Alors qu'elle se mettait à avancer dans ce mystérieux tunnel frisquet et morbide, une lumière scintillait de plus en plus fort au fur et à mesure qu'elle se rapprochait. Jessie pouvait sentir une douce chaleur s'en dégager, ce qui l'apaisa aussitôt. Intriguée, elle pensait que cela devait être la sortie de secours et ne réfléchit pas une seule seconde : elle y couru directement.
Une fois à l'intérieur, elle déboucha sur un magnifique parterre de fleurs colorés, surmonté d'un arc-en-ciel et d'un ciel rose. Elle resta bouche-bée devant cette vue digne d'un compte de fée, avant de papillonner des yeux et d'avancer doucement à travers les fleurs.
« C'est quoi, cet endroit bizarre... ? » Demanda-t-elle à haute voix.

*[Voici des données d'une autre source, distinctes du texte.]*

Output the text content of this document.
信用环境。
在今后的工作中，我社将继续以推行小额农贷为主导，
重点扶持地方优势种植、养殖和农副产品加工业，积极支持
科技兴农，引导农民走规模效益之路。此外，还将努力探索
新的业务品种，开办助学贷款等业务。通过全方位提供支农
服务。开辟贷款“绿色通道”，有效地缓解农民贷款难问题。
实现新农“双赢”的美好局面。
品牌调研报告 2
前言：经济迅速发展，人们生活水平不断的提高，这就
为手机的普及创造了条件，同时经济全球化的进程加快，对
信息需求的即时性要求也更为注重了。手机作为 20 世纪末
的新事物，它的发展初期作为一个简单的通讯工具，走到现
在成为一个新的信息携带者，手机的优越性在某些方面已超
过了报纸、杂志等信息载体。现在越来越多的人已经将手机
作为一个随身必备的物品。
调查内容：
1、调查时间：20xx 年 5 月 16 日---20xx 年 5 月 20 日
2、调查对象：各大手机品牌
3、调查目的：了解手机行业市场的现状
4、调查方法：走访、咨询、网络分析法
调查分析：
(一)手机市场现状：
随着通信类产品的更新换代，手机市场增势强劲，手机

Mais elle ne reçut aucune réponse.
« James ! Miaouss ! cria-t-elle en mettant ses mains en coupe. Si c'est une blague, c'est vraiment pas drôle ! »

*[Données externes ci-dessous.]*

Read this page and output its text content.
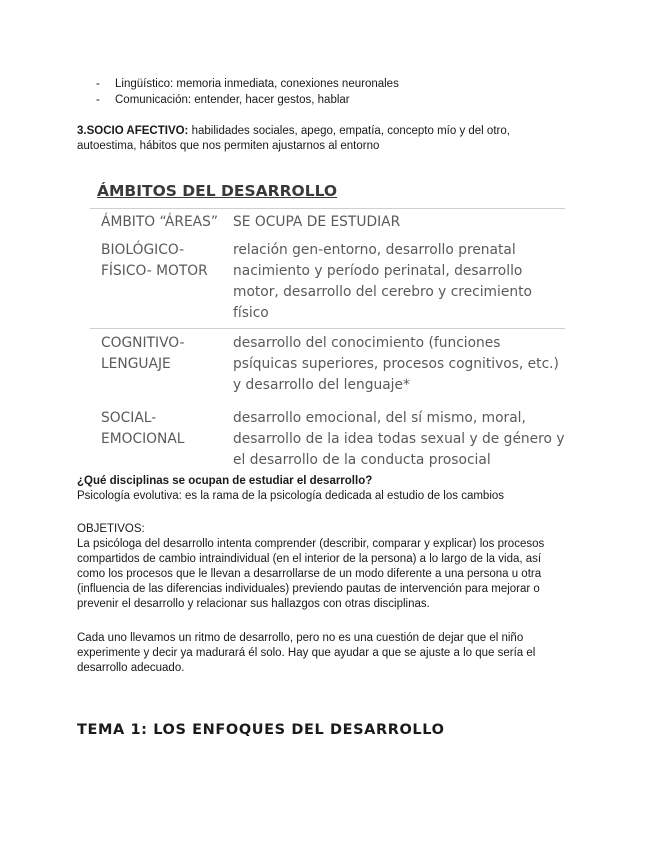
- Lingüístico: memoria inmediata, conexiones neuronales
- Comunicación: entender, hacer gestos, hablar

3.SOCIO AFECTIVO: habilidades sociales, apego, empatía, concepto mío y del otro, autoestima, hábitos que nos permiten ajustarnos al entorno

ÁMBITOS DEL DESARROLLO
ÁMBITO “ÁREAS”	SE OCUPA DE ESTUDIAR

BIOLÓGICO-
FÍSICO- MOTOR	relación gen-entorno, desarrollo prenatal nacimiento y período perinatal, desarrollo motor, desarrollo del cerebro y crecimiento físico

COGNITIVO-
LENGUAJE	desarrollo del conocimiento (funciones psíquicas superiores, procesos cognitivos, etc.) y desarrollo del lenguaje*

SOCIAL-
EMOCIONAL	desarrollo emocional, del sí mismo, moral, desarrollo de la idea todas sexual y de género y el desarrollo de la conducta prosocial
¿Qué disciplinas se ocupan de estudiar el desarrollo?
Psicología evolutiva: es la rama de la psicología dedicada al estudio de los cambios
OBJETIVOS:
La psicóloga del desarrollo intenta comprender (describir, comparar y explicar) los procesos compartidos de cambio intraindividual (en el interior de la persona) a lo largo de la vida, así como los procesos que le llevan a desarrollarse de un modo diferente a una persona u otra (influencia de las diferencias individuales) previendo pautas de intervención para mejorar o prevenir el desarrollo y relacionar sus hallazgos con otras disciplinas.

Cada uno llevamos un ritmo de desarrollo, pero no es una cuestión de dejar que el niño experimente y decir ya madurará él solo. Hay que ayudar a que se ajuste a lo que sería el desarrollo adecuado.

TEMA 1: LOS ENFOQUES DEL DESARROLLO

Elle n'entendit pas le rire de son co-équipier, ni le ricanement sournois du chat parlant. Soupirant de dépit, elle continua silencieusement son chemin tout en observant les alentours. Elle avait beau avancer, le paysage ne changeait pas.
« Mais où est-ce que j'ai atterri, sérieux ? » Bougonna-t-elle.
Alors que Jessie commençait à sentir l'angoisse monter à l'intérieur de son estomac, une silhouette recroquevillée se dessina à quelques mètres d'elle.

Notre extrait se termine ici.